Wärmepumpe

Unschlagbar, wenn man Wärme und Kälte gleichzeitig braucht

Wärmepumpen gibt es seit mehr als 40 Jahren auf dem Markt. Sie bieten eine ausgereifte, zuverlässige Technik und sind wirtschaftlich. Sie können heizen und kühlen mit sparsamstem Energieeinsatz, bei sehr niedrigen Betriebskosten.
Wärmepumpen werden in der Heizungs- und Lüftungstechnik eingesetzt und unterscheiden sich nach den Energiequellen, die sie nutzen und nach den Medien, an die sie die Energie wieder abgeben. Grob unterteilt in Luft-Wasser-, Wasser-Wasser-, Sole-Wasser- und Luft-Luft-Wärmepumpen.
Die Natur liefert drei Arten von Umweltwärme, die von der Wärmepumpe genutzt werden können. Dazu gehören das Grundwasser, das Erdreich und die Außenluft. Für den Antrieb der Wärmepumpe wird Strom oder alternativ auch Gas benötigt. Der relativ kleine Stromanteil kann aber auch mit Hilfe einer Photovoltaikanlage selbst produziert werden.

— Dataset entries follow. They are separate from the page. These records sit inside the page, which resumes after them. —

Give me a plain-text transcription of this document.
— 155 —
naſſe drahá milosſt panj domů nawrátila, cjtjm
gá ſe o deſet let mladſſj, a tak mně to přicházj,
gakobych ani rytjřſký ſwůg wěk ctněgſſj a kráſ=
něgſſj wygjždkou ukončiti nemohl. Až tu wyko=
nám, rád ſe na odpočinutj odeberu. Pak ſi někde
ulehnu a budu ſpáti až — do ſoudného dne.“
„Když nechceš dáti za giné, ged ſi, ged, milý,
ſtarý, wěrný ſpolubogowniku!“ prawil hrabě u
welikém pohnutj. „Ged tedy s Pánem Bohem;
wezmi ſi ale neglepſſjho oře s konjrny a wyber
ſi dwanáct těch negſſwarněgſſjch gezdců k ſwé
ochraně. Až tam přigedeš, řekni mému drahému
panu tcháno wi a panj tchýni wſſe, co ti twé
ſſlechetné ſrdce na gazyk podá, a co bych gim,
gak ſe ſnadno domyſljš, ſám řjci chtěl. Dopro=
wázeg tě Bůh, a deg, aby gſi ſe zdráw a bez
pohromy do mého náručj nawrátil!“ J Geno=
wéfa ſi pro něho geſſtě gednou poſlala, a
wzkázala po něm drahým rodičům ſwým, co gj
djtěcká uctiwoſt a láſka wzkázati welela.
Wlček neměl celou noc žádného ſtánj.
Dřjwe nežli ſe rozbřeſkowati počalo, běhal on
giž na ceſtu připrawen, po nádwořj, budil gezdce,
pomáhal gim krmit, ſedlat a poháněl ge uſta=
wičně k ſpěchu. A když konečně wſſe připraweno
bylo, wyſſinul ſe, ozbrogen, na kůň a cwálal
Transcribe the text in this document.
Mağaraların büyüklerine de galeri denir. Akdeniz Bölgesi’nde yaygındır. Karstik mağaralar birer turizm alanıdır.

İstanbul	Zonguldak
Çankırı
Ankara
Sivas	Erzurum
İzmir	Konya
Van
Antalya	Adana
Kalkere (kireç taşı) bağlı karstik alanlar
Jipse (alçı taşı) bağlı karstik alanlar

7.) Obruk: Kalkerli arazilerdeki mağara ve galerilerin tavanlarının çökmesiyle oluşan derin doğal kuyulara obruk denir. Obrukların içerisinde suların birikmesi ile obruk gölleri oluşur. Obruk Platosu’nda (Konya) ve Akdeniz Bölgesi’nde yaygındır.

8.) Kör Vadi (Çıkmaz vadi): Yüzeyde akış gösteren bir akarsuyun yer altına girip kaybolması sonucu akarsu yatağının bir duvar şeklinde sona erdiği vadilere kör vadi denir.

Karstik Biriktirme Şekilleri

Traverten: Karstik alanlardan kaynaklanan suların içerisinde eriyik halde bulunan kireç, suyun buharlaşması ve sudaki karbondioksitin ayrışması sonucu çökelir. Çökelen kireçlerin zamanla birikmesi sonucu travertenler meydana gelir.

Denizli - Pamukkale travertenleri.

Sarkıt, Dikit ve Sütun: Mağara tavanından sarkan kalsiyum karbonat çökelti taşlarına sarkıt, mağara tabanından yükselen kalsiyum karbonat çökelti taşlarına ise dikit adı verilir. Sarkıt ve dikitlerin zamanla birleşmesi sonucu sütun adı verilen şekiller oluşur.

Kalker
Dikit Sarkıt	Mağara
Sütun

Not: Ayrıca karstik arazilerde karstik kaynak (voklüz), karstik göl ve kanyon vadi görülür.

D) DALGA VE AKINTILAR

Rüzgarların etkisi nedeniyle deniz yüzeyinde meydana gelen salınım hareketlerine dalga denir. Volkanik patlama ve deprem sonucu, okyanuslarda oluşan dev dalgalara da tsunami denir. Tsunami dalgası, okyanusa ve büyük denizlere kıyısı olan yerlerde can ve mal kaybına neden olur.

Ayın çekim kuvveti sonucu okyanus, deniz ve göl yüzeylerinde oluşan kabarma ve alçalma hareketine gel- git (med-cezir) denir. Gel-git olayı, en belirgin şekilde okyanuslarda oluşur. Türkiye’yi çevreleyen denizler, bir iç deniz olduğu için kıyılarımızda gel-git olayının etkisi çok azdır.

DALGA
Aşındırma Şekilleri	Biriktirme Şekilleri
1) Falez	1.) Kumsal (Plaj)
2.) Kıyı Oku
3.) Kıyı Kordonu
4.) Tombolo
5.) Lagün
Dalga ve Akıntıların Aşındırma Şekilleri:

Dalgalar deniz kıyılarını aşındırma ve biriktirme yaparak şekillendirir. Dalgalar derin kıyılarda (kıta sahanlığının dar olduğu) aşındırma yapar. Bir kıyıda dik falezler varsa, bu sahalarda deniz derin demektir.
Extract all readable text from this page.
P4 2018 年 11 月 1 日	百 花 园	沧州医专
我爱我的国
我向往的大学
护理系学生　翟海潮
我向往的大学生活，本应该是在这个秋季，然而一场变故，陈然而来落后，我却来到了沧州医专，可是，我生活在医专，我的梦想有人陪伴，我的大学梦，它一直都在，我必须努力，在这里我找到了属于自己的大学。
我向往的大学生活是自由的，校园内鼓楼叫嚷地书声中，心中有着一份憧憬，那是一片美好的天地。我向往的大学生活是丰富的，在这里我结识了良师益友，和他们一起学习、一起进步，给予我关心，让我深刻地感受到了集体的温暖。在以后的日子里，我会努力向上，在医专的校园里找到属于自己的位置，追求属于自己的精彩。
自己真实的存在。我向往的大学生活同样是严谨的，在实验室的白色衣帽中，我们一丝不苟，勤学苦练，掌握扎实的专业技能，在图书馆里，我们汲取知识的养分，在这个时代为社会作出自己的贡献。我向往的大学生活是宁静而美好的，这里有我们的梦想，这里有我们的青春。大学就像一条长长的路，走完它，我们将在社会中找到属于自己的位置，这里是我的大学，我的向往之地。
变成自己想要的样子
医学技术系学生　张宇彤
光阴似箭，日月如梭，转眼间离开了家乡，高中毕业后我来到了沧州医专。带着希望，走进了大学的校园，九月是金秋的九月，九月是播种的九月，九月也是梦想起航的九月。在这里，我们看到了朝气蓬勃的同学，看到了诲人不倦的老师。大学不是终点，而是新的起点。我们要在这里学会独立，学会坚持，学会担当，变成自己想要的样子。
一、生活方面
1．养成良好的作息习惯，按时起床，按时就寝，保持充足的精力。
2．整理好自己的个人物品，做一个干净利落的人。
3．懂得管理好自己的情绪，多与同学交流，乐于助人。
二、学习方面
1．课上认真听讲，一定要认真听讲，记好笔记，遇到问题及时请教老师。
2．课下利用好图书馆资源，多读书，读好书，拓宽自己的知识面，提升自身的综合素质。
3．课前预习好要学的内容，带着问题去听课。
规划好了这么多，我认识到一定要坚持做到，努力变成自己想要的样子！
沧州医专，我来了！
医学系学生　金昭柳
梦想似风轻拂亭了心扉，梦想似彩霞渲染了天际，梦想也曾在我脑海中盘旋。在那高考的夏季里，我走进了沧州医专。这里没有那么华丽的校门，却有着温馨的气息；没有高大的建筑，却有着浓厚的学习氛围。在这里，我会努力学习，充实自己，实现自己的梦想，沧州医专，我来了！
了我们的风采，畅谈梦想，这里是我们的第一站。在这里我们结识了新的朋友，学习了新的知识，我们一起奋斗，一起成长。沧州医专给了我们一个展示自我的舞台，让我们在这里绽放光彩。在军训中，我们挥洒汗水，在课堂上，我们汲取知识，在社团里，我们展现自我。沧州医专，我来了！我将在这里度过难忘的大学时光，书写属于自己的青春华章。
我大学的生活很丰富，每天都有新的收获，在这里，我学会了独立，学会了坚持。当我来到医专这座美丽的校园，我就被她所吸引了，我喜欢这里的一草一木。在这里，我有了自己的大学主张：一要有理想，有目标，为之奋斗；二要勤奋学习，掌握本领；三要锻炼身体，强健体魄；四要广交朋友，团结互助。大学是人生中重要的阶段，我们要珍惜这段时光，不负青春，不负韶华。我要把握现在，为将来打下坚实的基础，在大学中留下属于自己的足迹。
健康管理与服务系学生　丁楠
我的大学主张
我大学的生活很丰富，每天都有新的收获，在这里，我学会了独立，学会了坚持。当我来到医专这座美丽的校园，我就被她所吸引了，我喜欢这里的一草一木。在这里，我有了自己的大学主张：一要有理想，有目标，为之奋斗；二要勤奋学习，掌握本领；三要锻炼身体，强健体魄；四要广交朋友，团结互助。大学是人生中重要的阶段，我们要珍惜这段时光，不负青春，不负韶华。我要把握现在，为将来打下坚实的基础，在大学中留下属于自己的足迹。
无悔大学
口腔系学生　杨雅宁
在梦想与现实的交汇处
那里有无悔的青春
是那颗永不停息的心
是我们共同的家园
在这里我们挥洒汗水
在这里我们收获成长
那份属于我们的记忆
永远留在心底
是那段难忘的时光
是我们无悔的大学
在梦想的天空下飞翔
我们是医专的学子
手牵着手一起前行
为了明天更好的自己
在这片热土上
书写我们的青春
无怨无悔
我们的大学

Was wir für Sie tun können

  • Ermittlung des genauen Bedarfs an Kühlung und Wärme
  • Prüfung, welche Primärenergie zur Stromerzeugung genutzt werden kann, z. B. Photovoltaik
  • Installation, Montage und Wartung der Anlage durch Mitglieder unseres Netzwerks

Infos

Eine Wärmepumpe nutzt den physikalsichen Grundsatz, dass in der Natur nichts verloren geht, denn Kühlung produziert zwangsläufig Wärme – oft mit hohen Temperaturen. Die Wärmepumpe ist technisch wie ein Kühlschrank aufgebaut, mit dem Unterschied, dass bei der Wärmepumpe die warme Seite (Verflüssiger der Wärmepumpe) zum Heizen genutzt wird. Der Einsatz ist umso effizienter, je geringer die gewünschte Temperaturdifferenz zwischen dem Wärmereservoir, zum Beispiel Grundwasser und der Vorlauf-Temperatur ist, also der Temperatur, mit der das Wasser in den Heizkreis eingespeist wird. Mit steigendem Temperaturhub sinkt die Leistungszahl der Wärmepumpe. Somit wird bei einer Wärmepumpe nicht nur die Kälte genutzt, sondern deren Abfallprodukt bei der Produktion – die Wärme.

Vorteile

Heizen

  • Nutzung von Umweltenergien aus dem Erdreich, dem Wasser oder der Luft. Von 100 % Energiebedarf für die Beheizung eines Gebäudes liefert z.B. das Erdreich 75 %. Die restlichen 25 % stammen von dem Stromeinsatz für den Antrieb der Wärmepumpe.
  • äußerst niedrige Betriebskosten, die bis zu 50 % geringer sind als bei anderen Heizsystemen.
  • kein spezieller Betriebsraum, kein Schornstein und kein Tank-/Vorratsraum für Brennstoffe erforderlich.
  • im Vergleich zu einer Gas- oder Ölheizung ca. 30 % weniger CO2 Emissionen.
  • wenn mit grünem Strom betrieben, sind sie CO2-frei (etwa in Kombination mit einer Photovoltaikanlage)

Kühlen

  • passive Kühlung nutzt die Energie des Erdreiches, um damit direkt zu kühlen und reduziert den Energieverbrauch für die Temperierung eines Gebäudes auf ein Minimum
  • Die aktive Kühlung erfolgt durch Umkehrung der Betriebsweise der Wärmepumpe, wenn die Leistung der passiven Kühlung nicht ausreicht
  • Wärmepumpen sind da anderen Systemen überlegen, wo neben Heizung auch eine Kühlung/Temperierung zwingend erforderlich ist, denn der Kühlbetrieb lässt sich mit geringen Mehrkosten realisieren.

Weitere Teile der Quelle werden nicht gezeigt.